HR, 24-04-2015, nr. 14/05568
ECLI:NL:HR:2015:1116
- Instantie
Hoge Raad
- Datum
24-04-2015
- Zaaknummer
14/05568
- Vakgebied(en)
Belastingrecht algemeen (V)
- Brondocumenten en formele relaties
ECLI:NL:HR:2015:1116, Uitspraak, Hoge Raad, 24‑04‑2015; (Artikel 81 RO-zaken, Cassatie)
In cassatie op: ECLI:NL:GHARL:2014:7736
- Vindplaatsen
NTFR 2015/1350
Uitspraak 24‑04‑2015
Inhoudsindicatie
HR: 81.1 RO.
Partij(en)
24 april 2015
Nr. 14/05568
Arrest
gewezen op het beroep in cassatie van [X] B.V. te [Z] (hierna: belanghebbende) tegen de uitspraak van het Gerechtshof Arnhem-Leeuwarden van 7 oktober 2014, nrs. 13/00086, 13/00087, 13/00088 en 13/00089, betreffende de aan belanghebbende over de jaren 2002 tot en met 2005 opgelegde navorderingsaanslagen in de vennootschapsbelasting.

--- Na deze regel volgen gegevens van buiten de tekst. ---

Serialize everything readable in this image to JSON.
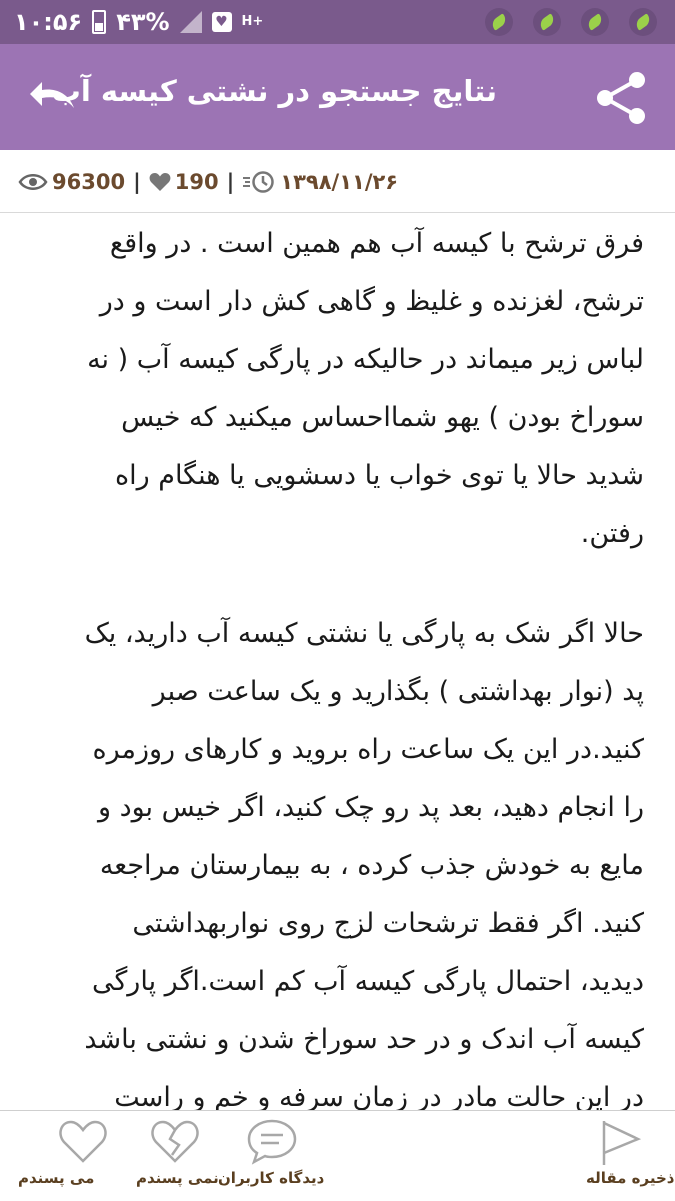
{
  "status_bar": {
    "time": "۱۰:۵۶",
    "battery": "۴۳%",
    "network": "H+"
  },
  "header": {
    "title": "نتایج جستجو در نشتی کیسه آب",
    "background": "#9c74b4"
  },
  "meta": {
    "views": "96300",
    "likes": "190",
    "date": "۱۳۹۸/۱۱/۲۶",
    "separator": "|"
  },
  "article": {
    "paragraphs": [
      [
        "فرق ترشح با کیسه آب هم همین است . در واقع",
        "ترشح،  لغزنده و غلیظ  و گاهی کش دار است و در",
        "لباس زیر میماند در حالیکه در پارگی کیسه آب ( نه",
        "سوراخ بودن ) یهو شمااحساس میکنید که خیس",
        "شدید حالا یا توی خواب یا دسشویی یا هنگام راه",
        "رفتن."
      ],
      [
        "حالا  اگر شک به پارگی یا نشتی کیسه آب دارید، یک",
        "پد (نوار بهداشتی )  بگذارید و یک ساعت صبر",
        "کنید.در این یک ساعت راه بروید و کارهای روزمره",
        "را انجام دهید، بعد پد رو چک کنید، اگر خیس بود و",
        "مایع به خودش جذب کرده ، به بیمارستان مراجعه",
        "کنید. اگر فقط ترشحات لزج روی نواربهداشتی",
        "دیدید، احتمال پارگی کیسه آب کم است.اگر پارگی",
        "کیسه آب اندک و در حد سوراخ شدن و نشتی باشد",
        "در این حالت مادر در زمان سرفه و خم و راست"
      ]
    ]
  },
  "bottom_bar": {
    "like_label": "می پسندم",
    "dislike_label": "نمی پسندم",
    "comments_label": "دیدگاه کاربران",
    "save_label": "ذخیره مقاله"
  },
  "colors": {
    "status_bar": "#7a5a8c",
    "accent": "#9c74b4",
    "label_brown": "#5a3f20",
    "meta_brown": "#6b4a2e"
  }
}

1. Het eerste geding in cassatie
De uitspraak van het Gerechtshof te ’s-Hertogenbosch is op het beroep van de Staatssecretaris van Financiën bij arrest van de Hoge Raad van 21 december 2012, nr. 11/04564, ECLI:NL:HR:2012:BY6916, BNB 2013/76, vernietigd, met verwijzing van het geding naar het Gerechtshof Arnhem-Leeuwarden (hierna: het Hof) ter verdere behandeling en beslissing van de zaak met inachtneming van dat arrest.
2. Het tweede geding in cassatie
Belanghebbende heeft tegen ’s Hofs uitspraak beroep in cassatie ingesteld en daarbij een aantal middelen voorgesteld.
De Staatssecretaris heeft een verweerschrift ingediend.
Belanghebbende heeft een conclusie van repliek ingediend.
3. Beoordeling van de middelen
De middelen kunnen niet tot cassatie leiden. Dit behoeft, gezien artikel 81, lid 1, van de Wet op de rechterlijke organisatie, geen nadere motivering, nu de middelen niet nopen tot beantwoording van rechtsvragen in het belang van de rechtseenheid of de rechtsontwikkeling.
4. Proceskosten
De Hoge Raad acht geen termen aanwezig voor een veroordeling in de proceskosten.
5. Beslissing
De Hoge Raad verklaart het beroep in cassatie ongegrond.
Dit arrest is gewezen door de vice-president J.A.C.A. Overgaauw als voorzitter, en de raadsheren C.B. Bavinck en L.F. van Kalmthout, in tegenwoordigheid van de waarnemend griffier E. Cichowski, en in het openbaar uitgesproken op 24 april 2015.